I was somewhat disappointed to hear Didymus this month identifying the “true ZANU (PF)' as the party he held a senior position in two months ago, but then I recall that he looked like a loyal servant of the military command model of the party as early as 1978, when he moved from Britain to Mozambique. In fact, at the time, that move was seen as a stage in his indoctrination, going to live the pure spirit of the party, just as a convert to fundamentalist Islam might seek to spend time living in the purer spiritual atmosphere of the Arabian desert.
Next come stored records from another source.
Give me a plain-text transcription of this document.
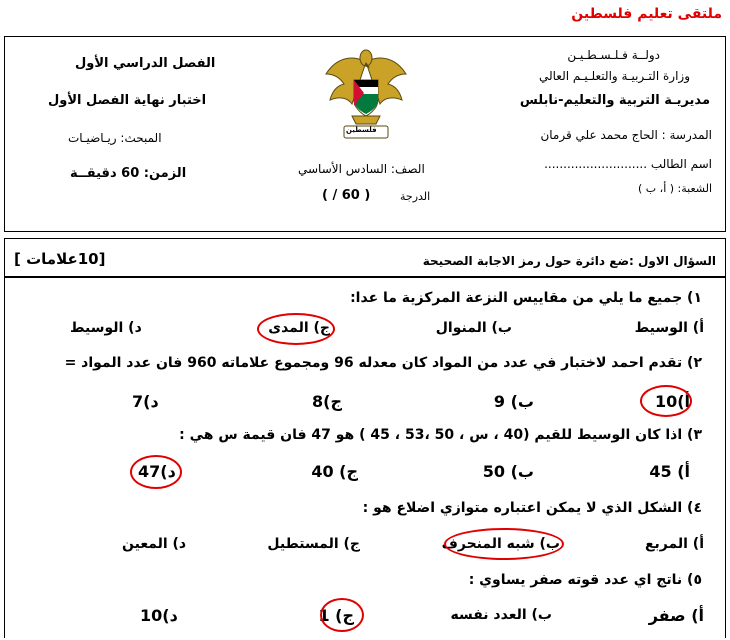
ملتقى تعليم فلسطين
دولــة فـلـسـطـيـن
وزارة التـربيـة والتعلـيـم العالي
مديريـة التربية والتعليم-نابلس
المدرسة : الحاج محمد علي قرمان
اسم الطالب ...........................
الشعبة: ( أ، ب )
الفصل الدراسي الأول
اختبار نهاية الفصل الأول
المبحث: ريـاضيـات
الزمن: 60 دقيقــة
فلسطين
الصف: السادس الأساسي
الدرجة
( / 60 )
السؤال الاول :ضع دائرة حول رمز الاجابة الصحيحة
[10علامات ]
١) جميع ما يلي من مقاييس النزعة المركزية ما عدا:
أ) الوسيط
ب) المنوال
ج) المدى
د) الوسيط
٢) تقدم احمد لاختبار في عدد من المواد كان معدله 96 ومجموع علاماته 960 فان عدد المواد =
أ)10
ب) 9
ج)8
د)7
٣) اذا كان الوسيط للقيم (40 ، س ، 50 ،53 ، 45 ) هو 47 فان قيمة س هي :
أ) 45
ب) 50
ج) 40
د)47
٤) الشكل الذي لا يمكن اعتباره متوازي اضلاع هو :
أ) المربع
ب) شبه المنحرف
ج) المستطيل
د) المعين
٥) ناتج اي عدد قوته صفر يساوي :
أ) صفر
ب) العدد نفسه
ج) 1
د)10
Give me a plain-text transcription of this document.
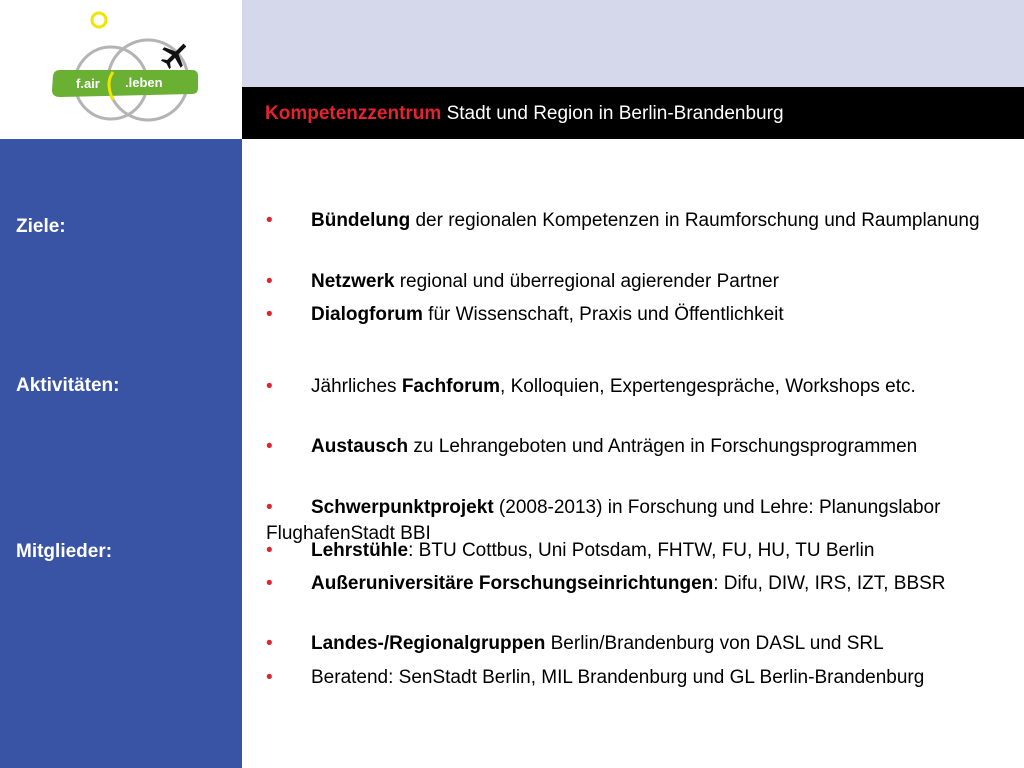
f.air .leben
Kompetenzzentrum Stadt und Region in Berlin-Brandenburg
Ziele:
Aktivitäten:
Mitglieder:
• Bündelung der regionalen Kompetenzen in Raumforschung und Raumplanung
• Netzwerk regional und überregional agierender Partner
• Dialogforum für Wissenschaft, Praxis und Öffentlichkeit
• Jährliches Fachforum, Kolloquien, Expertengespräche, Workshops etc.
• Austausch zu Lehrangeboten und Anträgen in Forschungsprogrammen
• Schwerpunktprojekt (2008-2013) in Forschung und Lehre: Planungslabor FlughafenStadt BBI
• Lehrstühle: BTU Cottbus, Uni Potsdam, FHTW, FU, HU, TU Berlin
• Außeruniversitäre Forschungseinrichtungen: Difu, DIW, IRS, IZT, BBSR
• Landes-/Regionalgruppen Berlin/Brandenburg von DASL und SRL
• Beratend: SenStadt Berlin, MIL Brandenburg und GL Berlin-Brandenburg
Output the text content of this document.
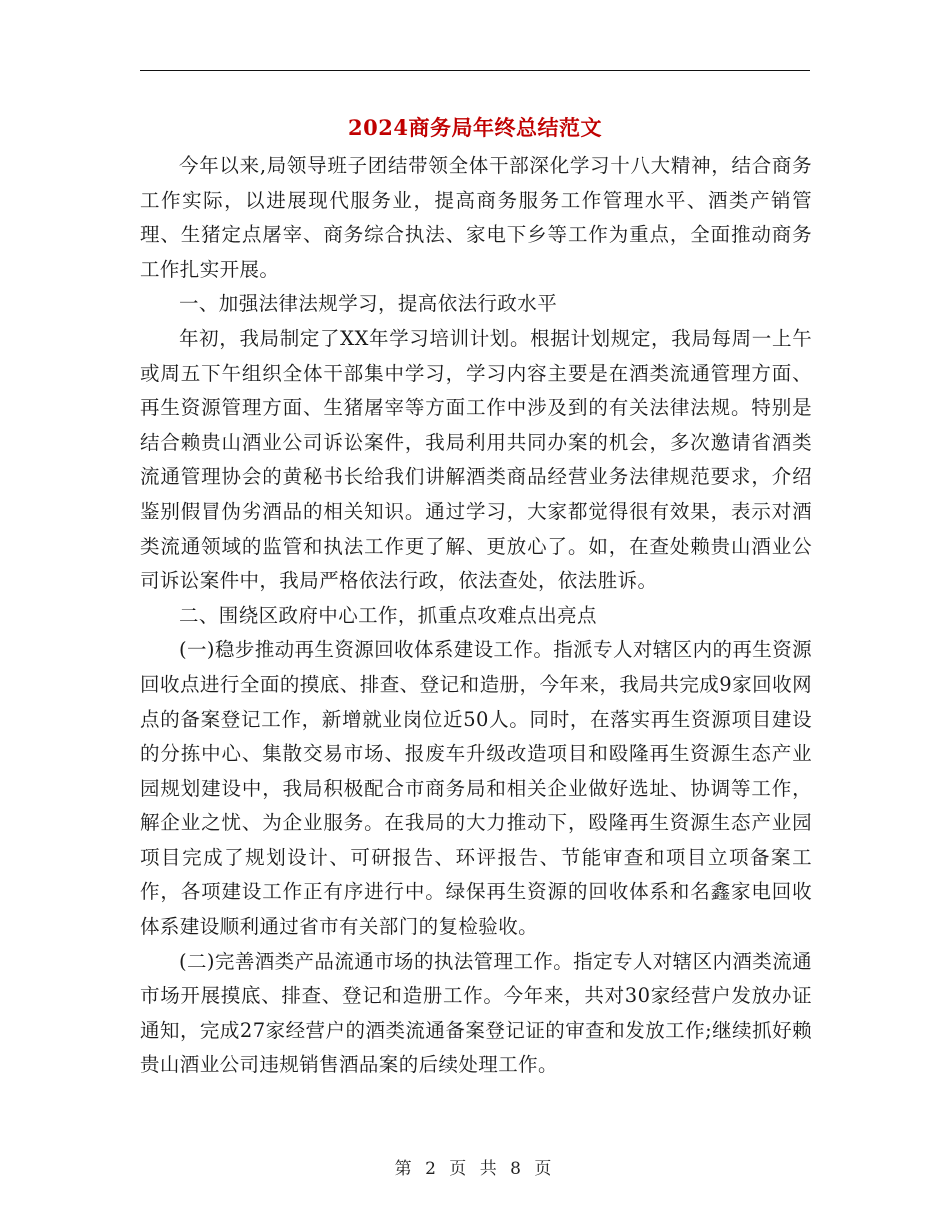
2024商务局年终总结范文

今年以来,局领导班子团结带领全体干部深化学习十八大精神，结合商务工作实际，以进展现代服务业，提高商务服务工作管理水平、酒类产销管理、生猪定点屠宰、商务综合执法、家电下乡等工作为重点，全面推动商务工作扎实开展。

一、加强法律法规学习，提高依法行政水平

年初，我局制定了XX年学习培训计划。根据计划规定，我局每周一上午或周五下午组织全体干部集中学习，学习内容主要是在酒类流通管理方面、再生资源管理方面、生猪屠宰等方面工作中涉及到的有关法律法规。特别是结合赖贵山酒业公司诉讼案件，我局利用共同办案的机会，多次邀请省酒类流通管理协会的黄秘书长给我们讲解酒类商品经营业务法律规范要求，介绍鉴别假冒伪劣酒品的相关知识。通过学习，大家都觉得很有效果，表示对酒类流通领域的监管和执法工作更了解、更放心了。如，在查处赖贵山酒业公司诉讼案件中，我局严格依法行政，依法查处，依法胜诉。

二、围绕区政府中心工作，抓重点攻难点出亮点

(一)稳步推动再生资源回收体系建设工作。指派专人对辖区内的再生资源回收点进行全面的摸底、排查、登记和造册，今年来，我局共完成9家回收网点的备案登记工作，新增就业岗位近50人。同时，在落实再生资源项目建设的分拣中心、集散交易市场、报废车升级改造项目和殴隆再生资源生态产业园规划建设中，我局积极配合市商务局和相关企业做好选址、协调等工作，解企业之忧、为企业服务。在我局的大力推动下，殴隆再生资源生态产业园项目完成了规划设计、可研报告、环评报告、节能审查和项目立项备案工作，各项建设工作正有序进行中。绿保再生资源的回收体系和名鑫家电回收体系建设顺利通过省市有关部门的复检验收。

(二)完善酒类产品流通市场的执法管理工作。指定专人对辖区内酒类流通市场开展摸底、排查、登记和造册工作。今年来，共对30家经营户发放办证通知，完成27家经营户的酒类流通备案登记证的审查和发放工作;继续抓好赖贵山酒业公司违规销售酒品案的后续处理工作。

第 2 页 共 8 页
We comfortable people pursuing our own education or careers while giving generously of our time and maybe money to supporting the struggle had absorbed an image of our party as something like the European social democratic parties whose members gave their support to ZANU as to comrades in the world-wide struggle for democracy and economic justice.

I see now that we did accept certain constraints imposed by military discipline on a movement committed to the armed struggle, but even when another friend who became a minister after 1980 said to me about 1977: “We have to ensure that when we gain power, we never let it be taken from us” I still managed to persuade myself that the military model of authority was one that would soften once we were electing our own government.

After all, our leaders did proclaim their adherence to socialism, which is the opposite of military dictatorship, isn't it? And if your socialism was of the marxist variety, didn't Karl Marx himself predict the withering away of the state, which must mean a freeing of our minds from the thought control implicit in the military command model?

So it dawned slowly on me, faster than for some and slower than others, that Freedom never arrived for her wedding with Independence. Or that there was more socialism in ZAPU, whose war vets sank their demob pay into farms and other co-operative enterprises where the workers controlled the means of production.

Living in Harare, it was hard to grasp the horrors of Gukurahundi. But when Chen Chimutengwende, whose record they all knew, became an MP, I began to wake up from my dreams.

Willowgate revealed the rot which flourishes when power all comes from the top down. Then came ESAP, when ZANU (PF) shed their socialism as easily as they would an old jacket, showing it was only skin deep sloganising.

Back to friend Didymus; has he made the first step toward defending everyone's rights, not just his own? If so, I can hope he may go further. Experiencing oppression teaches one a lot.